JAKARTA — PT Bank Aceh Syariah terus memperkuat langkah strategisnya untuk naik kelas menjadi bank devisa. Kesiapan tersebut dimantapkan melalui pertemuan formal dengan Lembaga Pengembangan Perbankan Indonesia (LPPI) di Gedung LPPI, Jakarta, pada Jumat (14/8/2026).
Pertemuan ini bertujuan untuk mempercepat pemenuhan seluruh kriteria dan standar perbankan internasional, mulai dari penguatan Sumber Daya Manusia (SDM), manajemen risiko, tata kelola (governance), hingga infrastruktur sistem dan proses bisnis.
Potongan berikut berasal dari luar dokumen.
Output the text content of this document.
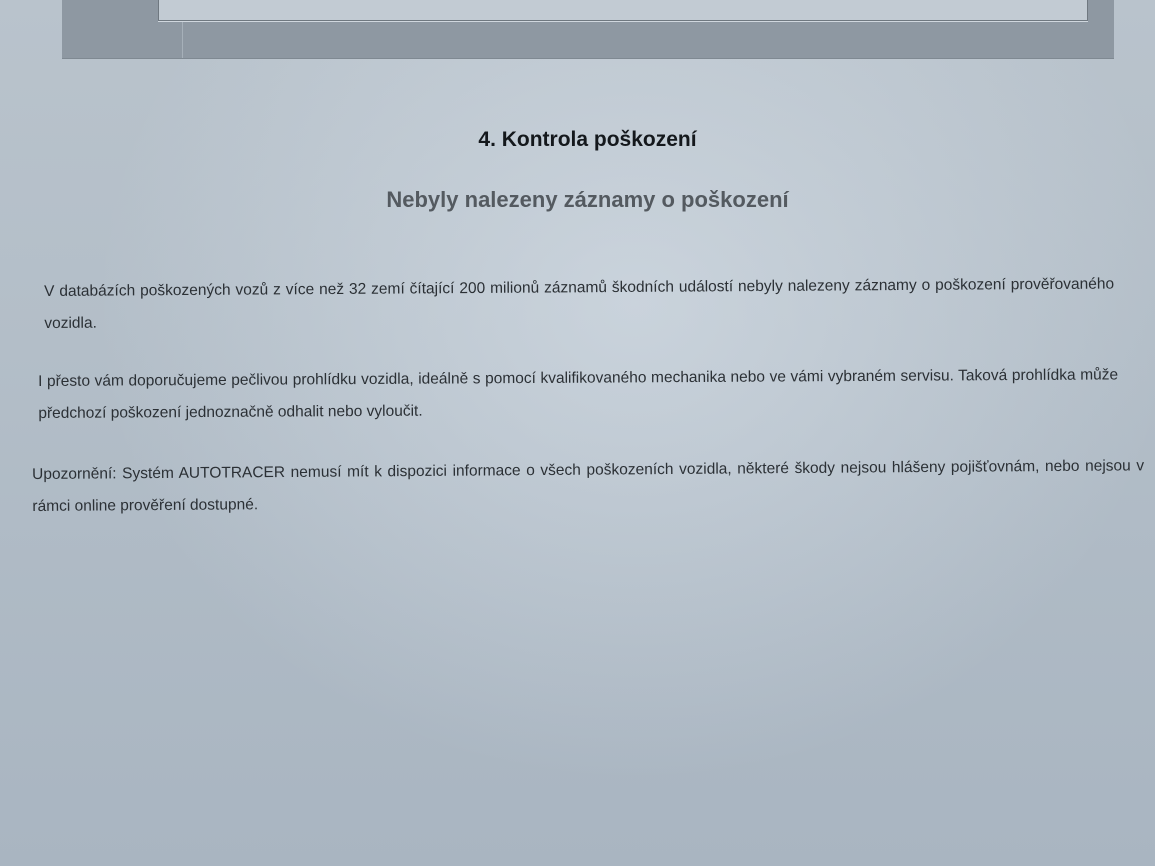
4. Kontrola poškození
Nebyly nalezeny záznamy o poškození
V databázích poškozených vozů z více než 32 zemí čítající 200 milionů záznamů škodních událostí nebyly nalezeny záznamy o poškození prověřovaného vozidla.
I přesto vám doporučujeme pečlivou prohlídku vozidla, ideálně s pomocí kvalifikovaného mechanika nebo ve vámi vybraném servisu. Taková prohlídka může předchozí poškození jednoznačně odhalit nebo vyloučit.
Upozornění: Systém AUTOTRACER nemusí mít k dispozici informace o všech poškozeních vozidla, některé škody nejsou hlášeny pojišťovnám, nebo nejsou v rámci online prověření dostupné.
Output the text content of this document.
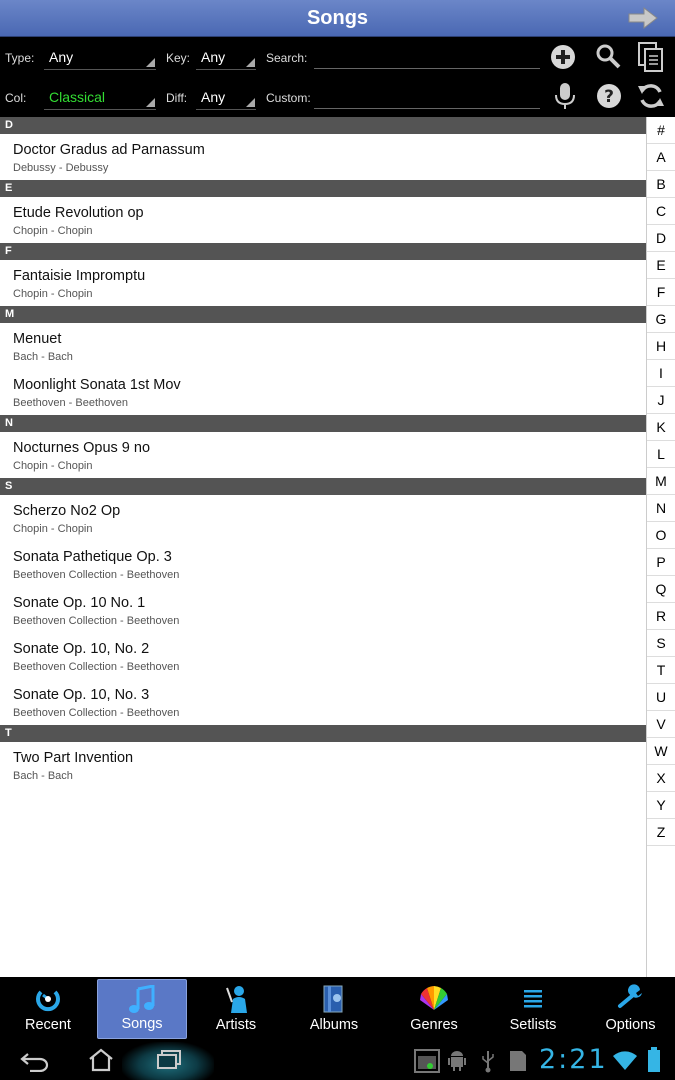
Songs
Type: Any	Key: Any	Search:
Col: Classical	Diff: Any	Custom:	?
D
Doctor Gradus ad Parnassum
Debussy - Debussy
E
Etude Revolution op
Chopin - Chopin
F
Fantaisie Impromptu
Chopin - Chopin
M
Menuet
Bach - Bach
Moonlight Sonata 1st Mov
Beethoven - Beethoven
N
Nocturnes Opus 9 no
Chopin - Chopin
S
Scherzo No2 Op
Chopin - Chopin
Sonata Pathetique Op. 3
Beethoven Collection - Beethoven
Sonate Op. 10 No. 1
Beethoven Collection - Beethoven
Sonate Op. 10, No. 2
Beethoven Collection - Beethoven
Sonate Op. 10, No. 3
Beethoven Collection - Beethoven
T
Two Part Invention
Bach - Bach
#
A
B
C
D
E
F
G
H
I
J
K
L
M
N
O
P
Q
R
S
T
U
V
W
X
Y
Z
Recent	Songs	Artists	Albums	Genres	Setlists	Options
2:21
Direktur Utama Bank Aceh, Fadhil Ilyas, menegaskan bahwa perubahan status menjadi bank devisa bukan sekadar penambahan jenis layanan, melainkan bagian dari transformasi menyeluruh untuk meningkatkan kapasitas bank dalam mendukung perekonomian regional dan nasional.
“Menjadi bank devisa adalah langkah transformasi Bank Aceh agar dapat memberikan layanan yang lebih luas bagi masyarakat dan dunia usaha. Karena itu, persiapannya harus terukur, komprehensif, dan memenuhi seluruh regulasi yang berlaku,” ujar Fadhil.
Melalui kemitraan dengan LPPI, Bank Aceh berfokus pada penguatan kapasitas internal lintas fungsi—termasuk divisi treasury, bisnis, operasional, kepatuhan, serta international banking. Langkah ini diharapkan dapat membuka akses konektivitas ekonomi Aceh ke pasar internasional, sekaligus mendorong arus investasi dan perdagangan di daerah.
Pertemuan strategis tersebut dihadiri langsung oleh jajaran direksi dan manajerial dari kedua belah pihak. Dari LPPI hadir Direktur LPPI Achmad Fauzi beserta jajaran Divisi Pelatihan dan Konsultasi Keuangan Syariah. Sementara dari Bank Aceh, Direktur Utama Fadhil Ilyas didampingi oleh Direktur Bisnis Erwin Konadi, Pemimpin Divisi Treasury Budi Kafrawi, Pemimpin Divisi Korporasi dan Komersial Taufik Saleh, Kepala Bidang International Banking Deddy Nofendy, serta Kepala Bidang Divisi Umum Miftahuddin.
Ke depan, Bank Aceh berkomitmen untuk terus berkoordinasi dengan regulator dan pihak terkait guna memastikan seluruh tahapan roadmap menuju bank devisa berjalan secara sehat, berkelanjutan, dan prudent.